So you were thinking about--over there?" she added,
moving her head seawards.
"Over there absorbs a great deal of one's thoughts," he confessed,
"and the rest of them have been playing me queer tricks."
"Well, I should like to hear about the first half," she insisted.
"Do you know," he replied, "there are times when even now this war
seems to me like an unreal thing, like something I have been reading
about, some wild imagining of Shelley or one of the unrestrainable
poets. I can't believe that millions of the flower of Germany's
manhood and yours have perished helplessly, hopelessly, cruelly.

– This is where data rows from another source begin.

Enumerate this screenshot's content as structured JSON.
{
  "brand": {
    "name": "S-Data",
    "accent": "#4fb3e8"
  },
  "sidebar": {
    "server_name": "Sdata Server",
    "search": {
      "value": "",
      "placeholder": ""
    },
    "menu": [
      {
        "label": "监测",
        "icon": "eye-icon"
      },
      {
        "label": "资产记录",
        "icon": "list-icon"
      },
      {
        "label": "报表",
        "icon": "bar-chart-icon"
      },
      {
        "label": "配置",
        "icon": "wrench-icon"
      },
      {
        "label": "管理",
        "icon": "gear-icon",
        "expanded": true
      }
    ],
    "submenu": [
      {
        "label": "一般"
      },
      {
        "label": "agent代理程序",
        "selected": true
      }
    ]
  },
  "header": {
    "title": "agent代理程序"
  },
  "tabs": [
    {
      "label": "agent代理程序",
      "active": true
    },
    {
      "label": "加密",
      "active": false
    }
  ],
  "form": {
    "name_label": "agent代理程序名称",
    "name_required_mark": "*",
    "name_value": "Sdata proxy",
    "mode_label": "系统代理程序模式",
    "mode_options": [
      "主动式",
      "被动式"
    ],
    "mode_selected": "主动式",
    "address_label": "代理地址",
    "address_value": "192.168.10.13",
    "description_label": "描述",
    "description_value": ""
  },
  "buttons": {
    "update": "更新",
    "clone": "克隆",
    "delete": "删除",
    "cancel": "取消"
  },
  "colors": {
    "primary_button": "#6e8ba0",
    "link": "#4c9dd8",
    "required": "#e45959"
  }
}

And France--poor decimated France!"
"Well, Germany started the war, you know," she reminded him.
"Did she?" he answered. "I sometimes wonder. Even now I fancy, if
the official papers of every one of the nations lay side by side,
with their own case stated from their own point of view, even you
might feel a little confused about that. Still, I am going to be
very honest with you. I think myself that Germany wanted war."
"There you are, then," she declared triumphantly. "The whole thing
is her responsibility."
"I do not quite go so far as that," he protested. "You see, the
world is governed by great natural laws. As a snowball grows larger
with rolling, so it takes up more room. As a child grows out of its
infant clothes, it needs the vestments of a youth and then a man.